The low turn out for the election has prompted inevitable calls to make voting compulsory.

That would be an expensive waste of time and energy that would be better spent elsewhere.

I can think of a great deal many other useful ways to spend public money than on detecting and prosecuting people who don’t think or care enough to participate in the political process in this small but important way.

The apathy and ignorance here contrasts starkly to the lengths people go to in order to vote in other countries.

Early on Monday, queues formed outside polling stations in Cairo before the official opening time of 08:00 (06:00 GMT).

A high turnout was reported in many areas, and in places queues were said to have stretched up to 3km (two miles).

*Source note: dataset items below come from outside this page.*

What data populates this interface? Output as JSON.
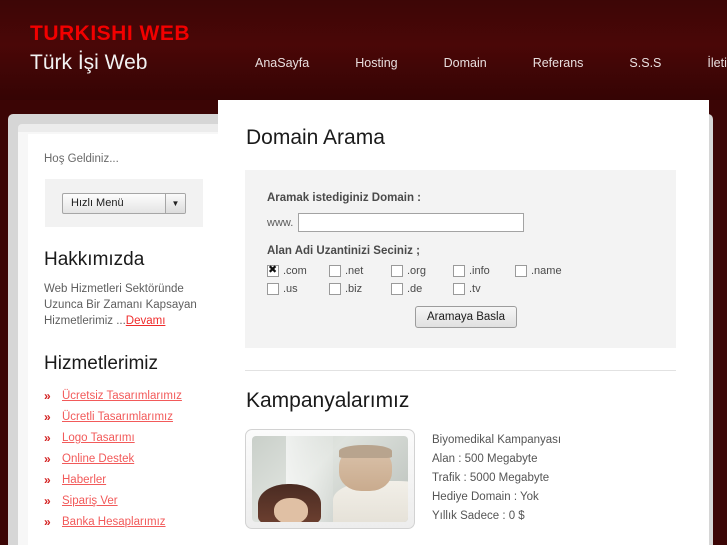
{
  "header": {
    "logo_top": "TURKISHI WEB",
    "logo_bottom": "Türk İşi Web",
    "nav": [
      {
        "label": "AnaSayfa"
      },
      {
        "label": "Hosting"
      },
      {
        "label": "Domain"
      },
      {
        "label": "Referans"
      },
      {
        "label": "S.S.S"
      },
      {
        "label": "İletişim"
      }
    ],
    "bg_color": "#4a0707",
    "logo_accent_color": "#f20000"
  },
  "sidebar": {
    "welcome": "Hoş Geldiniz...",
    "quick_menu": {
      "selected": "Hızlı Menü",
      "arrow_icon": "▼"
    },
    "about": {
      "title": "Hakkımızda",
      "text": "Web Hizmetleri Sektöründe Uzunca Bir Zamanı Kapsayan Hizmetlerimiz ...",
      "more_label": "Devamı"
    },
    "services": {
      "title": "Hizmetlerimiz",
      "bullet_icon": "»",
      "items": [
        {
          "label": "Ücretsiz Tasarımlarımız"
        },
        {
          "label": "Ücretli Tasarımlarımız"
        },
        {
          "label": "Logo Tasarımı"
        },
        {
          "label": "Online Destek"
        },
        {
          "label": "Haberler"
        },
        {
          "label": "Sipariş Ver"
        },
        {
          "label": "Banka Hesaplarımız"
        }
      ],
      "link_color": "#f25a5a"
    }
  },
  "main": {
    "domain_search": {
      "title": "Domain Arama",
      "field_label": "Aramak istediginiz Domain :",
      "www_prefix": "www.",
      "input_value": "",
      "input_placeholder": "",
      "ext_label": "Alan Adi Uzantinizi Seciniz ;",
      "extensions_row1": [
        {
          "label": ".com",
          "checked": true
        },
        {
          "label": ".net",
          "checked": false
        },
        {
          "label": ".org",
          "checked": false
        },
        {
          "label": ".info",
          "checked": false
        },
        {
          "label": ".name",
          "checked": false
        }
      ],
      "extensions_row2": [
        {
          "label": ".us",
          "checked": false
        },
        {
          "label": ".biz",
          "checked": false
        },
        {
          "label": ".de",
          "checked": false
        },
        {
          "label": ".tv",
          "checked": false
        }
      ],
      "submit_label": "Aramaya Basla"
    },
    "campaigns": {
      "title": "Kampanyalarımız",
      "item": {
        "name": "Biyomedikal Kampanyası",
        "alan": "Alan : 500 Megabyte",
        "trafik": "Trafik : 5000 Megabyte",
        "hediye": "Hediye Domain : Yok",
        "fiyat": "Yıllık Sadece : 0 $"
      }
    }
  }
}
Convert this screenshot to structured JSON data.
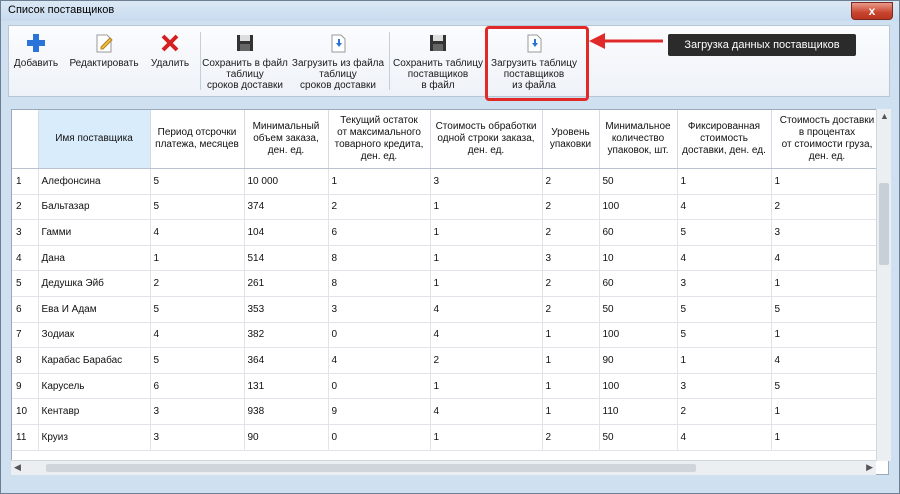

It is disturbing that people on the other side of the world are so keen to vote when many here simply couldn’t be bothered.

But that is no argument for compulsion. If we’re really free to vote we must also be free to not.

One Response to Free to vote – or not

  1. Andrei says:

    Compulsion is never the answer – inspiring people is always more fruitful.

    And people were not inspired to vote last Saturday – and that’s the bottom line.

    If Labour wants to win they need a vision to sell and one which the people who buy into it believe they can deliver on.

    Among the people I know who vote Labour they all saw John Key as the only viable option for PM and in the electorate itself it was a done deal with regard as to which candidates would be part of the next Parliament – three of them in our case.

    It’s easy to see why people didn’t engage – even more so when the pre election discourse was mostly about tea tapes, billboard vandalism and supposedly “illegal” candidates and not much of that vision thing.